Better Late than Never.
And Thanks for the Like.

Bear


----------



## Bearcarver (May 1, 2021)

Hamdrew
 ---Thank You for the Like.

Bear


----------



## Steve H (May 1, 2021)

Man that looks good Bear! Was that homemade gravy? It really adds to that sandwich.


----------



## Bearcarver (May 1, 2021)

Steve H said:


> Man that looks good Bear! Was that homemade gravy? It really adds to that sandwich.



Thank You Steve!!
Mrs Bear uses McCormick's Brown Gravy Mix, but I save the juices for her to use instead of just adding plain water. I love that Brown Gravy..
And Thanks for the Like.

Bear


----------



## Bearcarver (May 2, 2021)

kruizer
 ---


 cornman
 ---

Thank You for the Likes, Guys.

Bear


----------



## Bearcarver (May 2, 2021)

Johnny Ray
 ---Thank You for the Like, Johnny.

Bear


----------



## DRKsmoking (May 2, 2021)

Bearcarver said:


> a pack of “Lipton Mushroom/Onion Soup Dry Mix”.

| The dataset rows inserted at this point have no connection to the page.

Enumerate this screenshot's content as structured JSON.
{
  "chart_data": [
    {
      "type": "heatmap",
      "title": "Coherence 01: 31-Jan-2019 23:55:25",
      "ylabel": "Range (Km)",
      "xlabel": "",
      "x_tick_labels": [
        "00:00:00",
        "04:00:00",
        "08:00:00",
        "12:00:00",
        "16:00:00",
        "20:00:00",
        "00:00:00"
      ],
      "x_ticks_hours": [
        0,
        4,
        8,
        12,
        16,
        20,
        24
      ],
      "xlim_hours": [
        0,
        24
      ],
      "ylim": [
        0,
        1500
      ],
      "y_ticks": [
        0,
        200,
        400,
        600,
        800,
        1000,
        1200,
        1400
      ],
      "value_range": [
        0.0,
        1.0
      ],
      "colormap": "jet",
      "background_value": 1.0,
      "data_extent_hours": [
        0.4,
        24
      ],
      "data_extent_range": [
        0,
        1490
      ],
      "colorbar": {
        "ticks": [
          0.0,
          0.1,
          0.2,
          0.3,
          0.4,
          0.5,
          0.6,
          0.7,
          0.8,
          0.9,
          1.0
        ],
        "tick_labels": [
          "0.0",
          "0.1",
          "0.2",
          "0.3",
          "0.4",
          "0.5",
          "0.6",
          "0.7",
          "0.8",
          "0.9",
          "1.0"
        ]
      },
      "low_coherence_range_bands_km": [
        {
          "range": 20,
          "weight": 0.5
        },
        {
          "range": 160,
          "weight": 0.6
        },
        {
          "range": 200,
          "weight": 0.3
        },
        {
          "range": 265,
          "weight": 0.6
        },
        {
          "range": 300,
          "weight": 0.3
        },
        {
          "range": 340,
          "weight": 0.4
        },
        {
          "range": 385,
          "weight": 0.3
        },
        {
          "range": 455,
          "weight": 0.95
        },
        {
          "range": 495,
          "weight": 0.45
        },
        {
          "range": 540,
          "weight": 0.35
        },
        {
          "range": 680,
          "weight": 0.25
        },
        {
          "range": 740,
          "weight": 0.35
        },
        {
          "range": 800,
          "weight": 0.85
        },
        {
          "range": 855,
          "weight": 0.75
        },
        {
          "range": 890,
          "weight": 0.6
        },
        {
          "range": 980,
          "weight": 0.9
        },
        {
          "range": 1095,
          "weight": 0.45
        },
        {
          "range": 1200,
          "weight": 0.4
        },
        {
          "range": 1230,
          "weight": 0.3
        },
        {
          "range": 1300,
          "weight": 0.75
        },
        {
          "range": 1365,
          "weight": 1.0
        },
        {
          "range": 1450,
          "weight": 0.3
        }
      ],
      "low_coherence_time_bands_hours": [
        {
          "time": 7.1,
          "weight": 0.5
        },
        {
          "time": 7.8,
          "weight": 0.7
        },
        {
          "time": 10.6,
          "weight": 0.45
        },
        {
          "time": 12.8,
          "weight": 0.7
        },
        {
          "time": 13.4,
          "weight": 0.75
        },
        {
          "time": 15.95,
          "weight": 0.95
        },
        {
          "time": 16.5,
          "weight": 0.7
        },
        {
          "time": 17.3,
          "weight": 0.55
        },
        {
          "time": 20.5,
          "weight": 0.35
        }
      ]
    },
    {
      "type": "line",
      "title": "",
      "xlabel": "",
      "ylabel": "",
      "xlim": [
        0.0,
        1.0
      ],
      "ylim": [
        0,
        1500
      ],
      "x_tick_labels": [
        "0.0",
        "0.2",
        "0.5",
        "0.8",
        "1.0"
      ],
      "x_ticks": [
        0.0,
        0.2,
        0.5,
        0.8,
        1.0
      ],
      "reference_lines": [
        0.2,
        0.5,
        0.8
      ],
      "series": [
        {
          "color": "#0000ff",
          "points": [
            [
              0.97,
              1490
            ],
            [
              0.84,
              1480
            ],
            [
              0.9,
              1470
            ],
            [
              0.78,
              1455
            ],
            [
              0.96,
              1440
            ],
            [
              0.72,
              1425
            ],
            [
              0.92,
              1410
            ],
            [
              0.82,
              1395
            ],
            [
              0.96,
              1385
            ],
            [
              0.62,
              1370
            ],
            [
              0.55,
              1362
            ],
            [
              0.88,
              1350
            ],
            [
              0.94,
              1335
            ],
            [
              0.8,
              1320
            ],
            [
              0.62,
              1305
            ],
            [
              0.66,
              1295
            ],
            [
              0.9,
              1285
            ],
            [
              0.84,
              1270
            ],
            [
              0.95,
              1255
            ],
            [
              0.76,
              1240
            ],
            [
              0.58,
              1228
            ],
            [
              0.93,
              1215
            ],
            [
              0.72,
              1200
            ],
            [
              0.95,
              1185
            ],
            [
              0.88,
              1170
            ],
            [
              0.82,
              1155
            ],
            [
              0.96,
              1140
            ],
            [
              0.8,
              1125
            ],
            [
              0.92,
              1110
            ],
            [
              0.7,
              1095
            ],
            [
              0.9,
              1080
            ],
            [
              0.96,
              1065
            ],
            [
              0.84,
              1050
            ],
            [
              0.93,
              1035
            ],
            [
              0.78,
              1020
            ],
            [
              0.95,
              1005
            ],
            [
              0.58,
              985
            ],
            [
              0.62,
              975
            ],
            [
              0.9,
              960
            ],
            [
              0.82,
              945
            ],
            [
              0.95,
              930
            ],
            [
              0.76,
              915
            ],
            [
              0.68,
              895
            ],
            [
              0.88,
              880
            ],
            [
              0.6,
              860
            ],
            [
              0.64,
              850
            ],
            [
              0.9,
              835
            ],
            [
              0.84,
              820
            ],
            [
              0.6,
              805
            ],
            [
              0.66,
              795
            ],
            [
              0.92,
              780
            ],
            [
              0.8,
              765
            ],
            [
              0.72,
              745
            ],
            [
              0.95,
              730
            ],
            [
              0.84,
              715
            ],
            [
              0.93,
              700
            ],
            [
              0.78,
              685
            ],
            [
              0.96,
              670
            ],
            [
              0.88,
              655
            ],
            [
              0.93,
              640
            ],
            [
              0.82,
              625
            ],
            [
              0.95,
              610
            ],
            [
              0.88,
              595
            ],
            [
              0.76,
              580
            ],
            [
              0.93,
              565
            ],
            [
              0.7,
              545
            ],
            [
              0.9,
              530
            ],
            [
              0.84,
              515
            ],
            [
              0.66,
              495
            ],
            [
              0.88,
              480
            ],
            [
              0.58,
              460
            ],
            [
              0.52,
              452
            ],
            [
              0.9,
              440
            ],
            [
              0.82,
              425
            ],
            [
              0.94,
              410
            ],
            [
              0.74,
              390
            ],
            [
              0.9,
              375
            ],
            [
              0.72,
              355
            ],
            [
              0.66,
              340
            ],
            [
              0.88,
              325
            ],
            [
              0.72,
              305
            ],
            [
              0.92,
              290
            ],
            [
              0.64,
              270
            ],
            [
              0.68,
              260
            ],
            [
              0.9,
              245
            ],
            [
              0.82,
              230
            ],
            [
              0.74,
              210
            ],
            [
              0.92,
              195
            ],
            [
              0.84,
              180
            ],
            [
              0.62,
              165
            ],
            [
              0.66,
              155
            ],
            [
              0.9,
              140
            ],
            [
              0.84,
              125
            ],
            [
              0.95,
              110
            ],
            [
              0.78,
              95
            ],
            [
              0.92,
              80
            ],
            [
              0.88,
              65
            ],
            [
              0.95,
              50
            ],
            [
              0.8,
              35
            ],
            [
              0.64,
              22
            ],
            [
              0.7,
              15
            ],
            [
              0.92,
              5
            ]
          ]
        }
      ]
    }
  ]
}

Nice deal on the eye of round !
  The outside layer/crust is that from the dry soup mix. Looks great and i bet good flavor
and so does your final picture but not the final plate i bet

David


----------



## Bearcarver (May 3, 2021)

DRKsmoking said:


> Nice deal on the eye of round !
> The outside layer/crust is that from the dry soup mix. Looks great and i bet good flavor
> and so does your final picture but not the final plate i bet
> 
> David




Thank You David!!
Yup, that "Mushroom/Onion" Dry mix adds Great Flavor, but I like the "Beefy Onion" Mix even Better. Chopsaw Tipped Me off to both of them, and I've been using them on Any Beef I SV, ever since.
You're right, a lot more Sammies like that came forward, and I still have a Pack or Two in my Freezer.

Bear


----------



## DRKsmoking (May 3, 2021)

Bearcarver said:


> but I like the "Beefy Onion" Mix even Better


Bear: is the Beefy Onion an actual package or a couple that you mix together. I don't think I have ever saw that one in store

David


----------



## Bearcarver (May 4, 2021)

DRKsmoking said:


> Bear: is the Beefy Onion an actual package or a couple that you mix together. I don't think I have ever saw that one in store
> 
> David




Package of Dry Mix.
I get them from Walmart:






Bear


----------



## DRKsmoking (May 4, 2021)

Bearcarver said:


> Package of Dry Mix.
> I get them from Walmart:


Thank you kind sir, off to Walmart on Thursday. Will look and see if we carry that item in Canada

David


----------